Nick Dash, an optometrist from Visual Edge Optometrists, said that contact lenses are in close contact with a very sensitive part of the body so should be cared for appropriately.
"They are technically classified as 'medical devices' and therefore need to be treated with care," he explained.
Research carried out on behalf of Biotrue multi-purpose contact lens solution, revealed a number of contact lens cleaning horror stories.
It revealed that baby oil, beer, coke, petroleum jelly, lemonade, fruit juice and butter have all been used in past in place of contact lens solution, with as many as 20 per cent of wearers trying bizarre cleaning routines.
Spit, or saliva, also featured highly on the list of alternatives people have tried, but with the average adult mouth containing 500 to 1,000 different types of bacteria, it is not a recommended form of eye lubrication.

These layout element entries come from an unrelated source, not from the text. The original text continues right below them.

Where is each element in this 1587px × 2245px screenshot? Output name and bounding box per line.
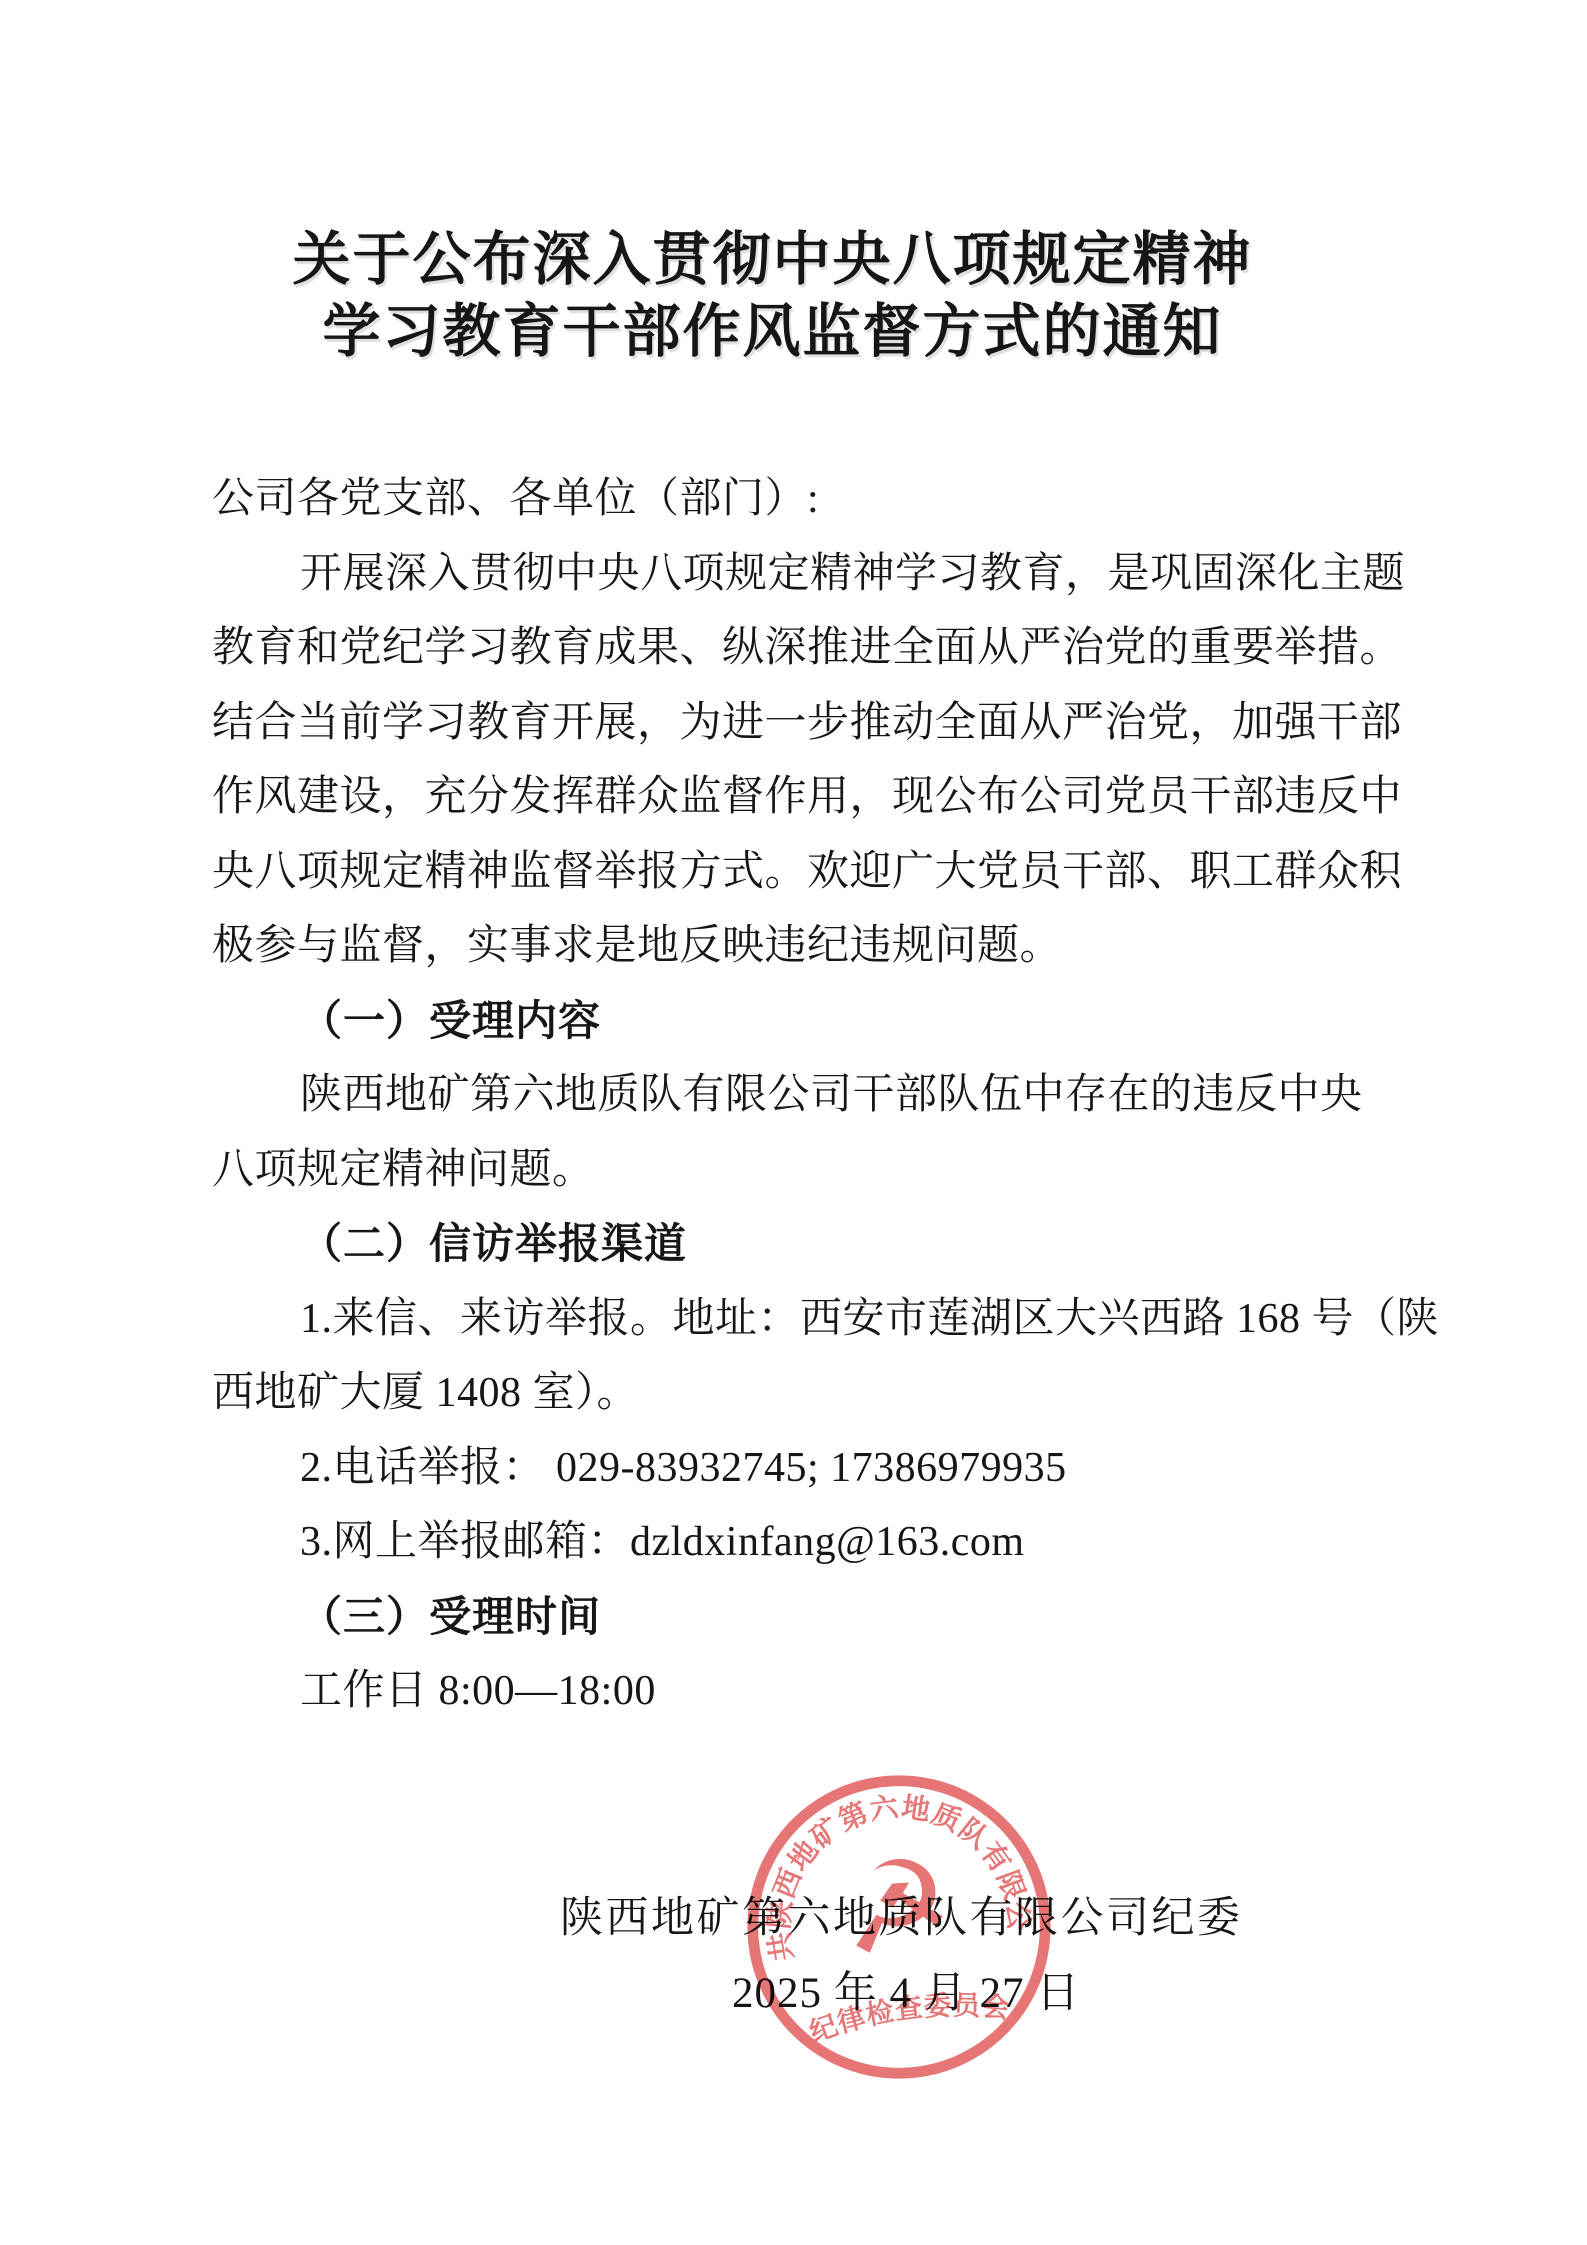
document-line: 陕西地矿第六地质队有限公司干部队伍中存在的违反中央 <box>212 1058 1387 1133</box>
official-seal: 中共陕西地矿第六地质队有限公司 纪律检查委员会 ☭ <box>724 1752 1074 2102</box>
document-line: 1.来信、来访举报。地址：西安市莲湖区大兴西路 168 号（陕 <box>212 1282 1387 1357</box>
document-line: 作风建设，充分发挥群众监督作用，现公布公司党员干部违反中 <box>212 760 1387 835</box>
document-line: 教育和党纪学习教育成果、纵深推进全面从严治党的重要举措。 <box>212 611 1387 686</box>
document-line: 3.网上举报邮箱：dzldxinfang@163.com <box>212 1505 1387 1580</box>
document-line: 工作日 8:00—18:00 <box>212 1654 1387 1729</box>
document-line: 极参与监督，实事求是地反映违纪违规问题。 <box>212 909 1387 984</box>
document-line: 2.电话举报： 029-83932745; 17386979935 <box>212 1431 1387 1506</box>
seal-bottom-text: 纪律检查委员会 <box>804 1980 1016 2048</box>
document-line: 结合当前学习教育开展，为进一步推动全面从严治党，加强干部 <box>212 686 1387 761</box>
notice-document-page: 关于公布深入贯彻中央八项规定精神 学习教育干部作风监督方式的通知 公司各党支部、… <box>0 0 1587 2245</box>
title-line-2: 学习教育干部作风监督方式的通知 <box>0 296 1545 368</box>
title-line-1: 关于公布深入贯彻中央八项规定精神 <box>0 224 1545 296</box>
document-line: 西地矿大厦 1408 室）。 <box>212 1356 1387 1431</box>
document-body: 公司各党支部、各单位（部门）: 开展深入贯彻中央八项规定精神学习教育，是巩固深化… <box>212 462 1387 1729</box>
document-line: 开展深入贯彻中央八项规定精神学习教育，是巩固深化主题 <box>212 537 1387 612</box>
section-heading-2: （二）信访举报渠道 <box>212 1207 1387 1282</box>
section-heading-3: （三）受理时间 <box>212 1580 1387 1655</box>
salutation-line: 公司各党支部、各单位（部门）: <box>212 462 1387 537</box>
svg-text:纪律检查委员会: 纪律检查委员会 <box>804 1980 1016 2048</box>
document-line: 八项规定精神问题。 <box>212 1133 1387 1208</box>
section-heading-1: （一）受理内容 <box>212 984 1387 1059</box>
document-line: 央八项规定精神监督举报方式。欢迎广大党员干部、职工群众积 <box>212 835 1387 910</box>
hammer-sickle-icon: ☭ <box>834 1832 960 1981</box>
document-title: 关于公布深入贯彻中央八项规定精神 学习教育干部作风监督方式的通知 <box>0 0 1587 368</box>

The same could be said of water, of which 16 per cent of contact lens wearers surveyed listed. Tap and distilled water may contain bacteria that can cause damage to the eye and have been associated with Acanthamoeba keratitis, a corneal infection that is resistant to treatment.
As well as not disinfecting lenses, water fails to remove proteins which can build up if not treated correctly and cause discomfort to the wearer.
"Using any liquids or substances that are not designed for use near the eye isn't something that should be taken lightly, as this can lead to lasting damage," Mr Dash continued.
Mr Dash added that making sure contact lenses are cleaned and conditioned using the correct solutions is the best way to clean the products and protect wearers from eye problems associated with poor contact lens hygiene.